It doesn’t seem possible to refer to musical prodigies as commonplace or 14-year-old virtuosos as over the hill but Newsweek provides some interesting insight about the increase in talented young musicians.
In its article, “Musical Prodigies Find Plenty of Youthful Company,” Newsweek writes: “Conservatories in Europe and North America report an increasing number of pre-teens who turn up for auditions flawlessly performing repertoire previously considered the domain of 25 year olds.”
The reason for this increase is uncertain. One person attributed the trend to the Olympic syndrome of wanting to break records and attain fame. Another mentioned the growing Chinese population that typically tends to value music education. It is estimated that there are 30 million young pianists in China.
Music, however, is not just technical perfection — hitting the right notes and executing difficult passages. It’s also about artistry and creating an emotional connection with the music and to the audience.

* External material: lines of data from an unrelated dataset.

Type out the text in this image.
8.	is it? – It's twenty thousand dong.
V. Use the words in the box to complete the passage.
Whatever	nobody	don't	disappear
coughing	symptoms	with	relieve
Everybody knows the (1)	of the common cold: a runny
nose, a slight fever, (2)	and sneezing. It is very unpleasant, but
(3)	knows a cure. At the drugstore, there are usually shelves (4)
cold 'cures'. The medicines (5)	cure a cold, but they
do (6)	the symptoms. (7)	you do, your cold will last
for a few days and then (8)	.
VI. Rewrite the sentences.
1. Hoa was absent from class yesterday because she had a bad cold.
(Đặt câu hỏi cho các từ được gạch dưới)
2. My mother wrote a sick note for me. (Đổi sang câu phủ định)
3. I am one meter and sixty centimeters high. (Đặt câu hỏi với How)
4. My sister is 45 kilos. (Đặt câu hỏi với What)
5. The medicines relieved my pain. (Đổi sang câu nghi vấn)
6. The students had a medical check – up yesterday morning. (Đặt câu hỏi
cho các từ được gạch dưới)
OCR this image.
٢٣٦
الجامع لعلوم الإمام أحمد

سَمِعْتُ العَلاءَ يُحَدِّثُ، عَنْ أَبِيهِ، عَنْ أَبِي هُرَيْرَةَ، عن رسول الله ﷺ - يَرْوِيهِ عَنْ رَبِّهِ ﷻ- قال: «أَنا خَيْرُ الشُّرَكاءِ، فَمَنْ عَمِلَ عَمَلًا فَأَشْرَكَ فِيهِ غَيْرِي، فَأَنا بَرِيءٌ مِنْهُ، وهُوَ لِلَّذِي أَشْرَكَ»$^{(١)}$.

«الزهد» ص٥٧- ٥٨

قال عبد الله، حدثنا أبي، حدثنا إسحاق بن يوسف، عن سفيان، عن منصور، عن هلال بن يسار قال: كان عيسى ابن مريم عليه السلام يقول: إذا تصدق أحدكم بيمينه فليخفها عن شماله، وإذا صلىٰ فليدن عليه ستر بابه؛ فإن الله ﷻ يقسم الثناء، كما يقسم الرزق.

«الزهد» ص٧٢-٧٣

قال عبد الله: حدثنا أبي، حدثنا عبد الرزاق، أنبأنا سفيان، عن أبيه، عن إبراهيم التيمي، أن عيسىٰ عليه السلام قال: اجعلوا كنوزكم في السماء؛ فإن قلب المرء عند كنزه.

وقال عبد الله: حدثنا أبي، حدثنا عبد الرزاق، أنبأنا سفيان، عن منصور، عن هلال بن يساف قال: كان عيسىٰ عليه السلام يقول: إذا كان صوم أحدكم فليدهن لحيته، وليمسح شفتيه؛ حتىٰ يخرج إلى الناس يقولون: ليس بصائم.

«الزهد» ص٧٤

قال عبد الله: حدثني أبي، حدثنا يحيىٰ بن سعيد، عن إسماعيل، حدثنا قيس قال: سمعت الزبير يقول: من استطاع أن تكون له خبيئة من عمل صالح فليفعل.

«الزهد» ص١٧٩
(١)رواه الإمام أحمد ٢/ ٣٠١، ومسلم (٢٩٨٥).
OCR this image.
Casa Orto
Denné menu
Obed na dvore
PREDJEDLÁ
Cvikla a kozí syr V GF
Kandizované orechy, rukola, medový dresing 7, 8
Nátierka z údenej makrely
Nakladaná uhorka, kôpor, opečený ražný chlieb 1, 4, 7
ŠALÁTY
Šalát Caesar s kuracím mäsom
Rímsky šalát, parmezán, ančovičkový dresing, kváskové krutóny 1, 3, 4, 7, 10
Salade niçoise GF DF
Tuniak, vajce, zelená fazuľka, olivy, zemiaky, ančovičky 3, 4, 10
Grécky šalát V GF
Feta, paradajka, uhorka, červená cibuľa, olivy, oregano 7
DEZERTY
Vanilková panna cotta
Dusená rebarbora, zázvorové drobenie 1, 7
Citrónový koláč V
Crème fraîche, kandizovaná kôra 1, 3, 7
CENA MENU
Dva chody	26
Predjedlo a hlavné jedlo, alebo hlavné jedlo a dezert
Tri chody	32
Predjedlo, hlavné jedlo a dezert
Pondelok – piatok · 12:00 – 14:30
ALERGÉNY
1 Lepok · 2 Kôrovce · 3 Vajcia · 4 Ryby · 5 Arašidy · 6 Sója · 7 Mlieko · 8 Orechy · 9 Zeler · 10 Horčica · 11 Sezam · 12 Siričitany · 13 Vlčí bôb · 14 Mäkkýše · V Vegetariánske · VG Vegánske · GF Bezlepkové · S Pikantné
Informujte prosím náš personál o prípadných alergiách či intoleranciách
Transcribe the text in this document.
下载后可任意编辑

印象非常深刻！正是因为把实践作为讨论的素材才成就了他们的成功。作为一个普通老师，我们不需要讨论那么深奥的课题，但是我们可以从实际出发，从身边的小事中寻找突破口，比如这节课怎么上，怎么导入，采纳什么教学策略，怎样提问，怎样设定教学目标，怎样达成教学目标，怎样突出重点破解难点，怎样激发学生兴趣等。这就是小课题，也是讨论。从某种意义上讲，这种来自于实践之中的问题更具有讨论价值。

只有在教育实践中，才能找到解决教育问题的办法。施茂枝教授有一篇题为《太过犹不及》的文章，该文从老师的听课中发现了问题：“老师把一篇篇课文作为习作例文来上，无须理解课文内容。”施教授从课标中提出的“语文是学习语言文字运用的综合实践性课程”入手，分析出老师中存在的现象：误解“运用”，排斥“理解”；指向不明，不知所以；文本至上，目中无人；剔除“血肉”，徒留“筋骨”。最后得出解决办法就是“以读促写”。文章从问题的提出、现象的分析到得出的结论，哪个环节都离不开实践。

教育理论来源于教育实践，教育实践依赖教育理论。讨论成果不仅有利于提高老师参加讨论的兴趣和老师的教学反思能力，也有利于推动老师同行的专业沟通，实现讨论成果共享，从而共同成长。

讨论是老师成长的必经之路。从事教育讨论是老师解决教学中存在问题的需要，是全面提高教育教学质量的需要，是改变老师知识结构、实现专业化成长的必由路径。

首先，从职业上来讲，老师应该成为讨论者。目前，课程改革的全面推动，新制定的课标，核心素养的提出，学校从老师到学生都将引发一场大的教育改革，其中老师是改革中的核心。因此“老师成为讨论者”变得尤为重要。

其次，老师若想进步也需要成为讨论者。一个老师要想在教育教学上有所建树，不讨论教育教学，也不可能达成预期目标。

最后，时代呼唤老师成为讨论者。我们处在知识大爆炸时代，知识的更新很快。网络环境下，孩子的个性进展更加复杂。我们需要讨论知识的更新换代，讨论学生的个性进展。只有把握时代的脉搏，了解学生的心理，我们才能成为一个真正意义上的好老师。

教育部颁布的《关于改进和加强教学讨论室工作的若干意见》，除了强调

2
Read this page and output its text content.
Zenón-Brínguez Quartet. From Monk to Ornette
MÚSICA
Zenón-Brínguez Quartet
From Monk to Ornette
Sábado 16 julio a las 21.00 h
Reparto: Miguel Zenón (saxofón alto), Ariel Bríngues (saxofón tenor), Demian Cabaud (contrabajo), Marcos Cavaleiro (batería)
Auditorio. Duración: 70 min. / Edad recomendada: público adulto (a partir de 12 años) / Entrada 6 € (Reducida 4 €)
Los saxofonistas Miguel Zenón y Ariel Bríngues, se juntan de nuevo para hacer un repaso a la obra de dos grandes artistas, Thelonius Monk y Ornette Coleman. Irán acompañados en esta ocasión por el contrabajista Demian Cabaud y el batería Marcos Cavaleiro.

Just ask Gabriela Montero, a Venezuelan pianist and a former a child prodigy who made her musical debut when she was just 8 years old. She stopped playing piano at 18 years old and lived life outside of the piano. She returned two years later and says the break added meaning to her work.
“The danger is that we’re creating machines that can play any piece at any speed,” Montero told Newsweek. “As an artist you have to say something to say, but you don’t have anything to say if you’ve spent your life in a practice room.”
What do you think? Is the increase in young music prodigies good or bad?